A Igreja é caridade por participação. Só Deus é caridade e vive esta realidade do seu ser na unidade das relações entre as três pessoas divinas. São relações pautadas pelo amor de doação incondicional, autêntica fonte de vida a transbordar e a comunicar-se. Jesus, o Deus humanado, desvenda “a ponta do véu” e abre o acesso a esta fonte insondável. E deixa a Igreja como sinal e instrumento (sacramento) que vive e transmite o que Ele mesmo testemunha: Deus é amor de misericórdia compassiva que intervém na história humana de muitos modos e em todas as épocas. Vive e realiza connosco. É a caridade em dinamismo de salvação libertadora.
A Igreja caridade tem aqui a sua matriz e o seu rosto. Ouso fazer-me peregrino no seu interior e realçar alguns marcos irradiantes que assinalam o seu caminho actual “entre as tribulações do mundo e as consolações de Deus” (Santo Agostinho). Outros se poderiam facilmente apontar.
Antes de mais, surgem as formas de relacionamento entre as pessoas, em todos os âmbitos da organização eclesial, de modo a que a sua instituição faça brilhar o amor com Deus nos ama. Incluem-se nesta dimensão, pelo seu especial significado, aqueles e aquelas que desempenham uma “função” especial no povo de Deus: bispos, padres, diáconos, religiosos/as e leigos/as, designadamente os que realizam o “ministério conjugal”. É um conjunto que faz brilhar a mesma caridade à maneira de poliedro, como gosta de dizer o Papa Francisco. “Vede como eles se amam” diziam admirados os que viam o estilo de vida dos cristãos nas primeiras comunidades.

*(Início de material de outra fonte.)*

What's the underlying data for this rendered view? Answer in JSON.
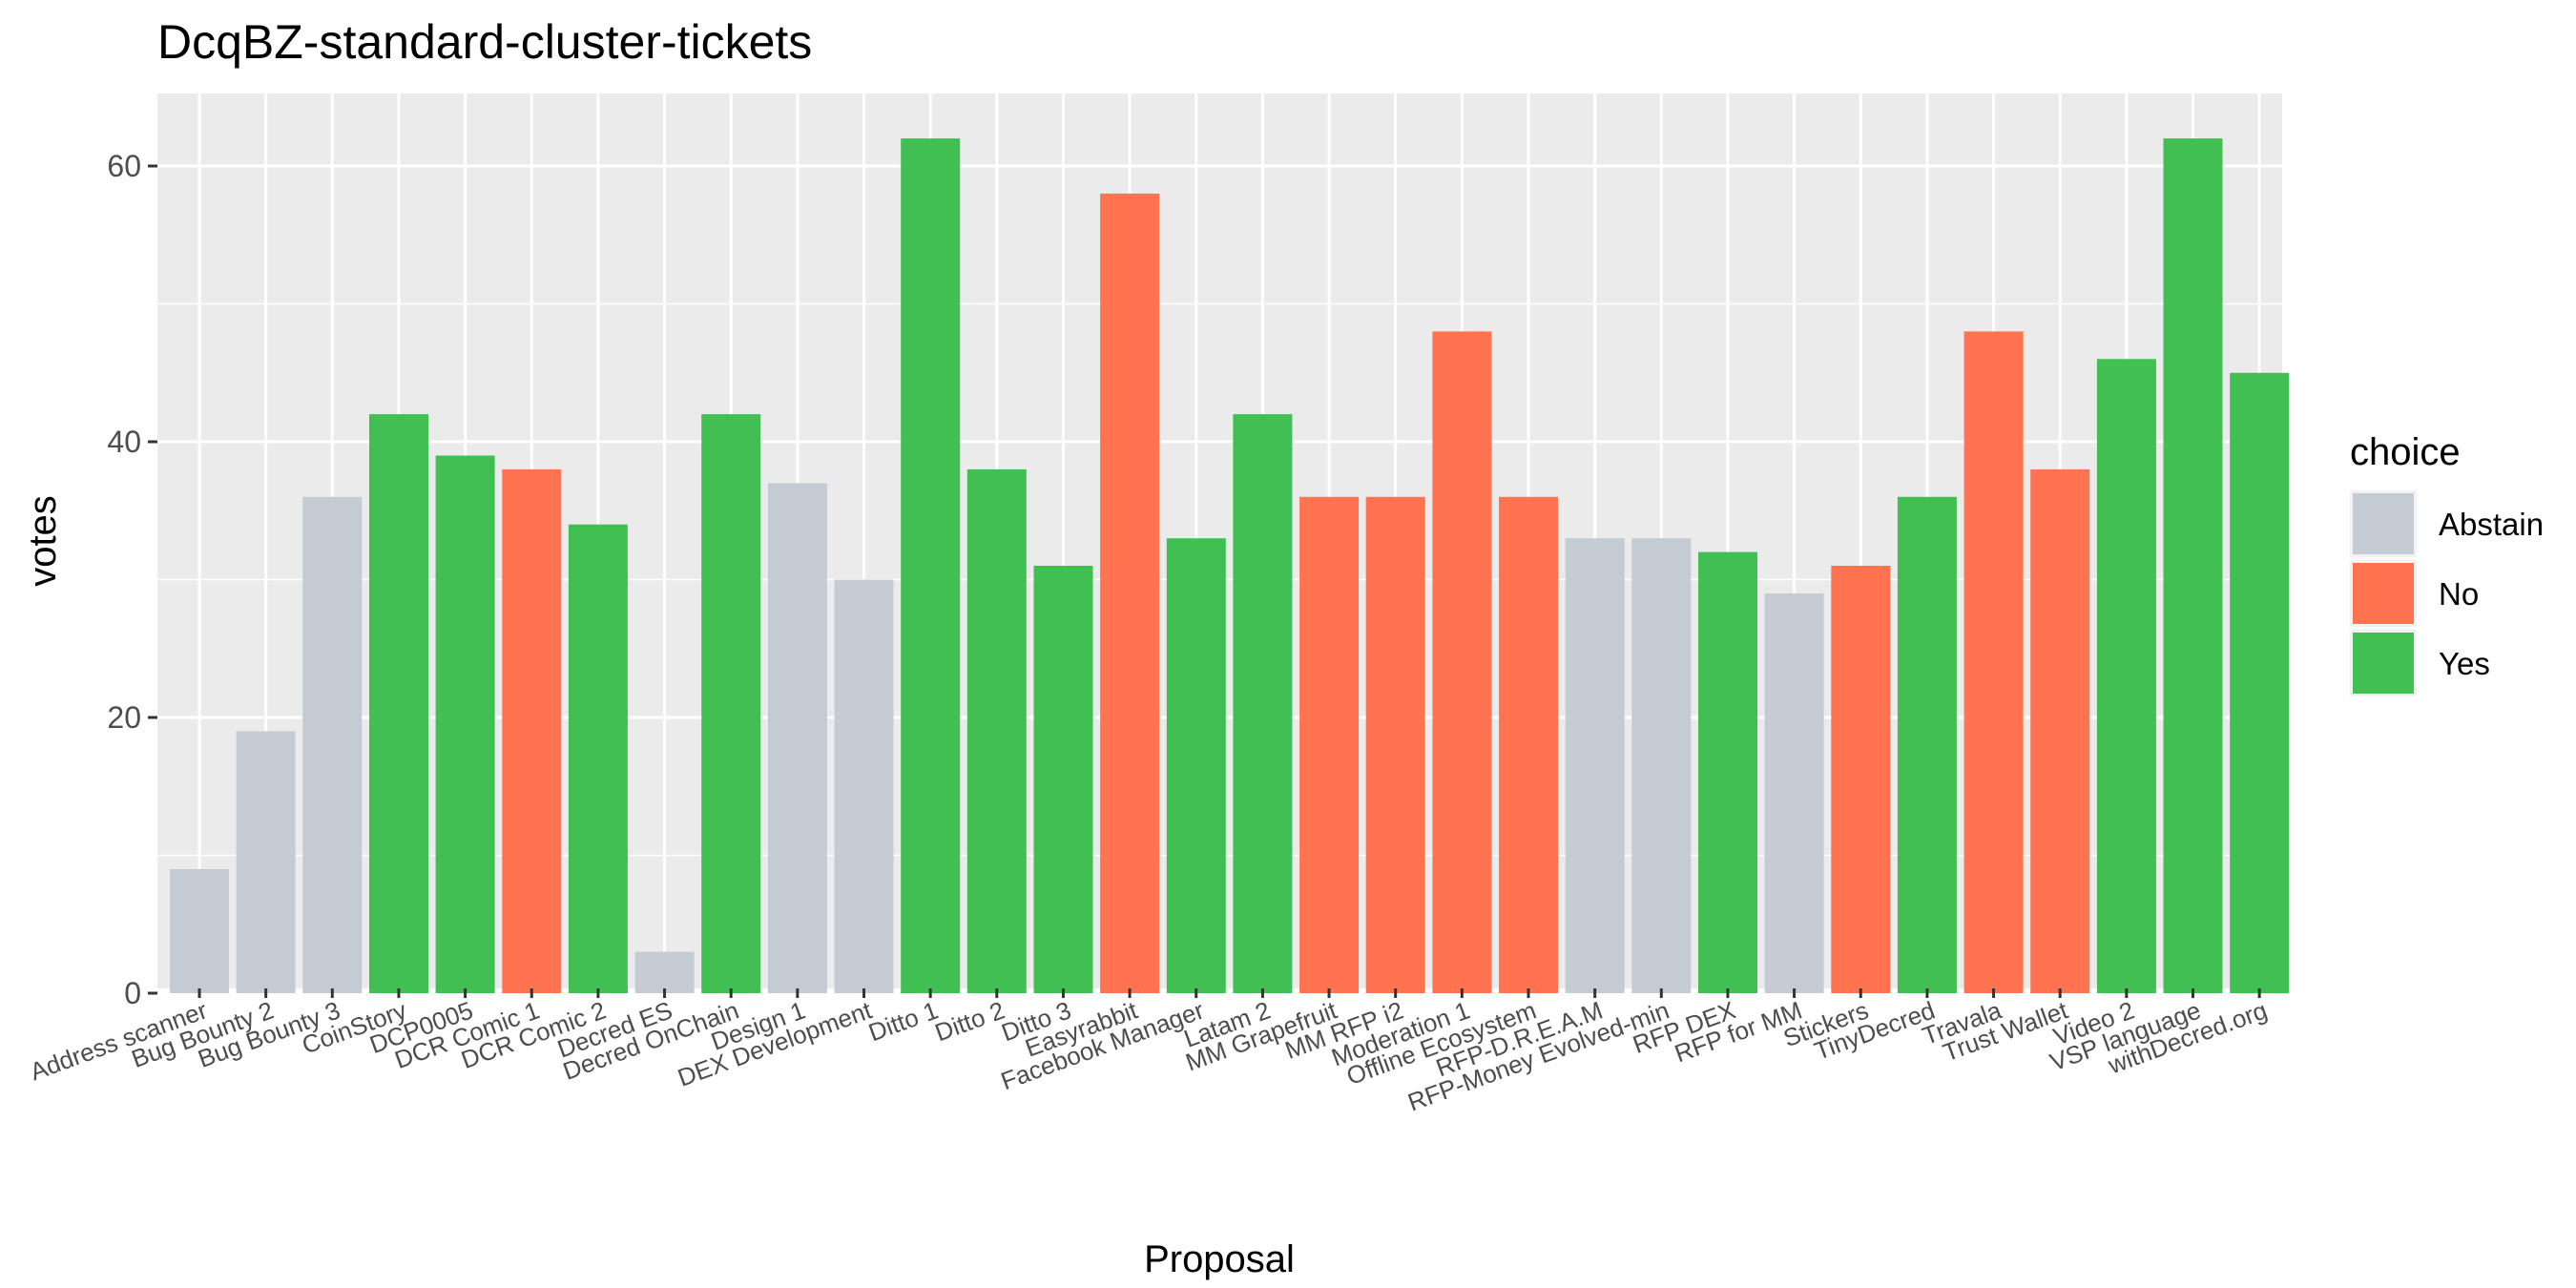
{
  "chart_data": {
    "type": "bar",
    "title": "DcqBZ-standard-cluster-tickets",
    "xlabel": "Proposal",
    "ylabel": "votes",
    "ylim": [
      0,
      65
    ],
    "yticks": [
      0,
      20,
      40,
      60
    ],
    "grid": true,
    "legend": {
      "title": "choice",
      "position": "right",
      "items": [
        {
          "label": "Abstain",
          "color": "#c5cbd3"
        },
        {
          "label": "No",
          "color": "#ff7350"
        },
        {
          "label": "Yes",
          "color": "#41bf53"
        }
      ]
    },
    "categories": [
      "Address scanner",
      "Bug Bounty 2",
      "Bug Bounty 3",
      "CoinStory",
      "DCP0005",
      "DCR Comic 1",
      "DCR Comic 2",
      "Decred ES",
      "Decred OnChain",
      "Design 1",
      "DEX Development",
      "Ditto 1",
      "Ditto 2",
      "Ditto 3",
      "Easyrabbit",
      "Facebook Manager",
      "Latam 2",
      "MM Grapefruit",
      "MM RFP i2",
      "Moderation 1",
      "Offline Ecosystem",
      "RFP-D.R.E.A.M",
      "RFP-Money Evolved-min",
      "RFP DEX",
      "RFP for MM",
      "Stickers",
      "TinyDecred",
      "Travala",
      "Trust Wallet",
      "Video 2",
      "VSP language",
      "withDecred.org"
    ],
    "values": [
      9,
      19,
      36,
      42,
      39,
      38,
      34,
      3,
      42,
      37,
      30,
      62,
      38,
      31,
      58,
      33,
      42,
      36,
      36,
      48,
      36,
      33,
      33,
      32,
      29,
      31,
      36,
      48,
      38,
      46,
      62,
      45
    ],
    "choices": [
      "Abstain",
      "Abstain",
      "Abstain",
      "Yes",
      "Yes",
      "No",
      "Yes",
      "Abstain",
      "Yes",
      "Abstain",
      "Abstain",
      "Yes",
      "Yes",
      "Yes",
      "No",
      "Yes",
      "Yes",
      "No",
      "No",
      "No",
      "No",
      "Abstain",
      "Abstain",
      "Yes",
      "Abstain",
      "No",
      "Yes",
      "No",
      "No",
      "Yes",
      "Yes",
      "Yes"
    ]
  }
}
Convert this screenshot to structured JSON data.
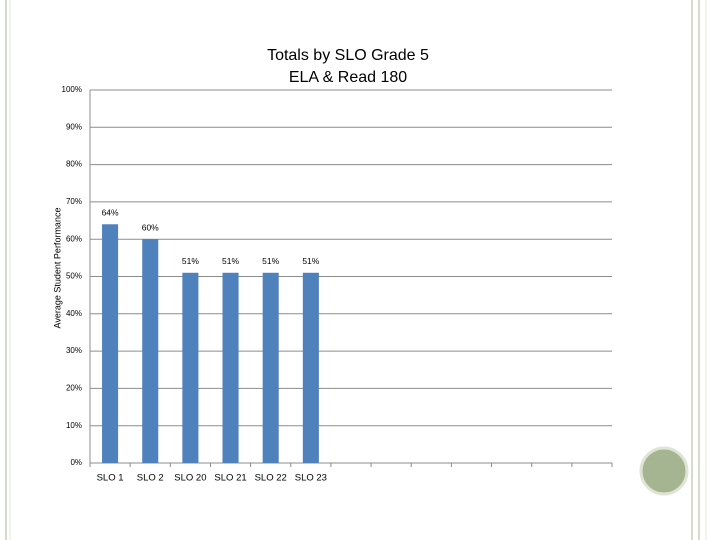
{
  "chart_data": {
    "type": "bar",
    "title": [
      "Totals by SLO  Grade 5",
      "ELA & Read 180"
    ],
    "y_axis_label": "Average Student Performance",
    "categories": [
      "SLO 1",
      "SLO 2",
      "SLO 20",
      "SLO 21",
      "SLO 22",
      "SLO 23",
      null,
      null,
      null,
      null,
      null,
      null,
      null
    ],
    "values": [
      64,
      60,
      51,
      51,
      51,
      51,
      null,
      null,
      null,
      null,
      null,
      null,
      null
    ],
    "value_labels": [
      "64%",
      "60%",
      "51%",
      "51%",
      "51%",
      "51%",
      null,
      null,
      null,
      null,
      null,
      null,
      null
    ],
    "color": "#4f81bd",
    "ylim": [
      0,
      100
    ],
    "yticks": [
      {
        "value": 0,
        "label": "0%"
      },
      {
        "value": 10,
        "label": "10%"
      },
      {
        "value": 20,
        "label": "20%"
      },
      {
        "value": 30,
        "label": "30%"
      },
      {
        "value": 40,
        "label": "40%"
      },
      {
        "value": 50,
        "label": "50%"
      },
      {
        "value": 60,
        "label": "60%"
      },
      {
        "value": 70,
        "label": "70%"
      },
      {
        "value": 80,
        "label": "80%"
      },
      {
        "value": 90,
        "label": "90%"
      },
      {
        "value": 100,
        "label": "100%"
      }
    ],
    "grid": true
  }
}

A realidade actual, iluminada por este foco de luz, evidencia o caminho andado e, ainda mais, o que falta percorrer. É “tarefa” mobilizadora de quem sente a urgência de fazer brilhar a luz acesa para que todos vejam as boas obras e dêem glória ao Pai do Céu. É proposta e apelo que, após o Vaticano II, se faz mais interpelante e o Papa Francisco impulsiona pelo estilo de vida, pelas atitudes, pelo magistério e pelas reformas implementadas. E com ele tantos outros, felizmente!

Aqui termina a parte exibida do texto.